İsa tanınmayan bir yolcu olarak, onlarla konuşur, üzüntülerinin sebebini sorar, Kutsal Yazılara dikkatlerini çeker. Onlara Kutsal Yazılara inanmak gerektiğini söyler, çünkü onlar Yaşayan Allah'ın sözü olup, her zaman geçerlidirler. Kutsal Yazılar, düşüncelerimizden, mantıklarımızdan, akıl yürütmelerimizden daha hakikidirler! Kutsal Yazılara önem vermeyen imanlı aptaldır, çünkü Peder'in sevgisinin gücünün güncelliğini unutur!

Emayus'a doğru yürüyen iki şakirt, yoldaşlarının imanının daha sağlam ve daha gerçek olduğunun farkına varırlar. O'nun güvenliğine ve hikmetine ihtiyaçları olduğunu hissederler. Böylece O'nu kalmaya davet ederler. İsa da daveti kabul edip, onlarla kalır.
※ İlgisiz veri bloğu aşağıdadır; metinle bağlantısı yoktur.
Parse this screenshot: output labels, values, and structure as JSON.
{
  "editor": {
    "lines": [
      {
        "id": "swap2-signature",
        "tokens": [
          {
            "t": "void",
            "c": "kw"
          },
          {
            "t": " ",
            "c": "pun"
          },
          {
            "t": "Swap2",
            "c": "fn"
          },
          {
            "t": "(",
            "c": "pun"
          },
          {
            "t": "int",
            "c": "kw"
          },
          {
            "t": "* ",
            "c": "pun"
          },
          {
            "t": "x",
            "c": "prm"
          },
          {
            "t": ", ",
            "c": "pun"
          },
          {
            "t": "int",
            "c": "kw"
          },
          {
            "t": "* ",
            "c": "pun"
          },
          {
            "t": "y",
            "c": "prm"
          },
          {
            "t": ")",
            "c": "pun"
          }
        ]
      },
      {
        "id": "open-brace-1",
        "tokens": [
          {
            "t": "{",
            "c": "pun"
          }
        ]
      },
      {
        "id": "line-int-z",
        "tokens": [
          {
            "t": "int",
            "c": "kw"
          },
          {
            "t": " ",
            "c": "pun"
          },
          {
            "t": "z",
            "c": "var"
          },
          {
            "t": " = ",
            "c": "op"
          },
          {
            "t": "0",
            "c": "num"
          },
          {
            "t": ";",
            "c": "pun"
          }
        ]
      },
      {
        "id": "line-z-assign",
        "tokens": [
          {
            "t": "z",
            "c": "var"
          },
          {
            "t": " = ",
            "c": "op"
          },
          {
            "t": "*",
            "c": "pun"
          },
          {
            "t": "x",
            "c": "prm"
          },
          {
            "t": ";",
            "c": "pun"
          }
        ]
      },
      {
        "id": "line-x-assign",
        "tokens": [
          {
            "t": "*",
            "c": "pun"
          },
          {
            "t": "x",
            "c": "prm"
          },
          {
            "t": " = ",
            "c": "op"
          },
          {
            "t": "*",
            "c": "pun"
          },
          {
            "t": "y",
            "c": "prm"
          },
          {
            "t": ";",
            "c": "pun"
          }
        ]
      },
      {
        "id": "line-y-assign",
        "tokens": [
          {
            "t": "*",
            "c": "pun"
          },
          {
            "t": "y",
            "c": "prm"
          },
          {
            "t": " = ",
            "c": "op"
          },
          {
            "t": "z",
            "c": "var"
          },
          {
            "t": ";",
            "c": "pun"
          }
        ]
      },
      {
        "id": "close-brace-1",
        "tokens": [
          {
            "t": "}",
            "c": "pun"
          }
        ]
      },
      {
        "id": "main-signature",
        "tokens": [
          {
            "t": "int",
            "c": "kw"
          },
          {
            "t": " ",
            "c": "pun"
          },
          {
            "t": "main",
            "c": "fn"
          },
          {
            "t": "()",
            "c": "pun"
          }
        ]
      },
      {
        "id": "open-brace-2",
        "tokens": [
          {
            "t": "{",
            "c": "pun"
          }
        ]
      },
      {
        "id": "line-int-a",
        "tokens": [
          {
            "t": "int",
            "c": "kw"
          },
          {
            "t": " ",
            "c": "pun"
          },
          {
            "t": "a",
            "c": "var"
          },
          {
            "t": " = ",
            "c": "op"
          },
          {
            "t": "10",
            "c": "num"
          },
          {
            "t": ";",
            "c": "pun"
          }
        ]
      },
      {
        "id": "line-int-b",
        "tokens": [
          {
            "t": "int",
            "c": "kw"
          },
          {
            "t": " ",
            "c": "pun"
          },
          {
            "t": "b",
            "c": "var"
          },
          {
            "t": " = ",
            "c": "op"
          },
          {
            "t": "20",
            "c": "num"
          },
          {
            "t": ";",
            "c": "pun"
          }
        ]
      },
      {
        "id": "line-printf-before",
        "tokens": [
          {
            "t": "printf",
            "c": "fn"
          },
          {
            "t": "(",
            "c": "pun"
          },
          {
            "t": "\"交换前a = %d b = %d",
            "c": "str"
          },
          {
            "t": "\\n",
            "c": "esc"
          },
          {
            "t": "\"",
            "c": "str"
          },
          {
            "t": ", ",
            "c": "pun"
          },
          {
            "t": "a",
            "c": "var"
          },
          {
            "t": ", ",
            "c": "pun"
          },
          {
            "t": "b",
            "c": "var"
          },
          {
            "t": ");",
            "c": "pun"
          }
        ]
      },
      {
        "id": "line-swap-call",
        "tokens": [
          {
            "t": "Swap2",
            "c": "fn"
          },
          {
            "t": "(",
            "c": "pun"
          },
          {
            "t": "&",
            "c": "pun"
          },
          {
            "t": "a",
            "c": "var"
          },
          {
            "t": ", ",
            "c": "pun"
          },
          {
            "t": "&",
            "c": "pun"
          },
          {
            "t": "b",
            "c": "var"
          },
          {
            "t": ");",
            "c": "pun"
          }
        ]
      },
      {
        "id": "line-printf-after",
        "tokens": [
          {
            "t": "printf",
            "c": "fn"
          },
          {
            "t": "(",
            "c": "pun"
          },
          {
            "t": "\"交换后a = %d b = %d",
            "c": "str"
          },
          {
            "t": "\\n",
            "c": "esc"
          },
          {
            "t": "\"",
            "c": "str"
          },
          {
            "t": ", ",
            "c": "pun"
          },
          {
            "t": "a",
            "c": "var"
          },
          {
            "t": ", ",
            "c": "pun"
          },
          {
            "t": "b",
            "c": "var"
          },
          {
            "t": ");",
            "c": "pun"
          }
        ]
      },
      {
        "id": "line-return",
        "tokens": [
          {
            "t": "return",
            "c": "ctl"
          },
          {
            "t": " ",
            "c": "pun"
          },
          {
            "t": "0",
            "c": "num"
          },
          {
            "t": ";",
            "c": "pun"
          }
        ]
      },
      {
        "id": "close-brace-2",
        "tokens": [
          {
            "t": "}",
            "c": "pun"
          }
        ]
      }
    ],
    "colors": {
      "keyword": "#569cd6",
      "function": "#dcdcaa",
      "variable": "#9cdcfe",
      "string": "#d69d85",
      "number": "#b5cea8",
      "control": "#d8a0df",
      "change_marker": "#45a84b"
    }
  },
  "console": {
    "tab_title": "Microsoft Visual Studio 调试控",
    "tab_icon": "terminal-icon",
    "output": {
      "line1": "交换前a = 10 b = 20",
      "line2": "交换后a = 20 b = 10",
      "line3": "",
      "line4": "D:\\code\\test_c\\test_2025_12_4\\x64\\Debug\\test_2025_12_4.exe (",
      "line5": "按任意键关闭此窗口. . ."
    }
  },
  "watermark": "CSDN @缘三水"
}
Kesinlikle O, bugünkü davetimi de kabul eder! 

İşte, İsa öğrencileriyle beraber yine sofraya oturur. Sofra, İsa'nın en çok sevdiği yerdir, çünkü burada gerçek ve sade birlik anları yaşayabilir. Sofra ilk önce dua yeridir, hayatın ve ona gereken her şeyin Peder'den geldiğini tanıma yeridir. Burada İsa ekmeği bölerken şükran duası eder. Bunları gerçekleştirirken tanınır ve birdenbire gözden kaybolur. Kısa bir andır. Allah'ın lütfunun sayesinde, bazen benim ve sizin de yaşadığımız andır. 
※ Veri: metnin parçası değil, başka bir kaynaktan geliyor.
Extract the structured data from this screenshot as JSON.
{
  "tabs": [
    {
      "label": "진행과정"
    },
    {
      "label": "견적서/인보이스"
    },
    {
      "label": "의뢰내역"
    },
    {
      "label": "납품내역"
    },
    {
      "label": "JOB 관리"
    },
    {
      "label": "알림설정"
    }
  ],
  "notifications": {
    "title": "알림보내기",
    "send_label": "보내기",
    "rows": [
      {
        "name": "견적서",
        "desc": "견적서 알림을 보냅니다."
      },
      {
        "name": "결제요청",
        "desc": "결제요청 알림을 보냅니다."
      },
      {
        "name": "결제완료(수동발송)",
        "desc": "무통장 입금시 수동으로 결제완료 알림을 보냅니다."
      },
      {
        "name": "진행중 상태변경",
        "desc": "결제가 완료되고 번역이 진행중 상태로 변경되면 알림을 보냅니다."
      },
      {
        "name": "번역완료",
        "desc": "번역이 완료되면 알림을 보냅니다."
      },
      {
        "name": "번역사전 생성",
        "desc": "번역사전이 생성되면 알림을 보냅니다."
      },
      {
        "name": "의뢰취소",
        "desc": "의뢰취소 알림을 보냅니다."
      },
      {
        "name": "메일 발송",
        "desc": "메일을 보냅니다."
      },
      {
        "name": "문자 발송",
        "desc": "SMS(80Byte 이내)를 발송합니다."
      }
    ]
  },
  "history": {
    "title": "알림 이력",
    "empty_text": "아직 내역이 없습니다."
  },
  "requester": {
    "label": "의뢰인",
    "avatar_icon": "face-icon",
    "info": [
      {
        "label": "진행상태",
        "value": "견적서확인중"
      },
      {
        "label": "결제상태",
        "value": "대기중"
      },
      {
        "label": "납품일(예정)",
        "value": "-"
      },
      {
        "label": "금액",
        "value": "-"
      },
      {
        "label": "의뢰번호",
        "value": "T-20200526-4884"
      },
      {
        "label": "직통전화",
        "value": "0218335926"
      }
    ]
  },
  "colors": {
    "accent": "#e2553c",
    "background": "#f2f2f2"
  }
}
İsa yaşıyor! O, hayatımızda gerçekten mevcuttur, bize eşlik eder, bizi ayağa kaldırır. O, düşlediğimizden de daha çok yanımızdadır.

O'nun mevcudiyeti, yeni olasılıklar sunar ve özellikle, başka Hıristiyanlarla birliği tatmak için, onları aratan bir ateşi yüreğimize koyar. Bunun için Kleofas ve arkadaşı hemen kalkıp, yaşadıklarını anlatmak için ve kendi imanlarının yeniliğini başkalarıyla beraber paylaşmak için yeniden yola çıkıp Yeruşalem'e dönerler! İsa hakkında konuşmak, O'nun dirilmiş hayatına tanıklık etmek, kendi imanını iletmenin bu içsel itmesi, imanlı olan ve Rab'le karşılaşan kişinin farklılığını gösteren özelliktir! Artık o kişi, yüreğinde ve ağzında İsa'ya olan sevgisiyle yaşar.

 

Rab İsa, bana imanı verdiğin için sana teşekkür ederim. Yaşamımda ve hayatımda mevcut olduğunu iman etmemi sağladığın için sana  şükürler olsun! Sen ekmeği bölmek için bizimle kalıyorsun ve ben seninle yürümek istiyorum!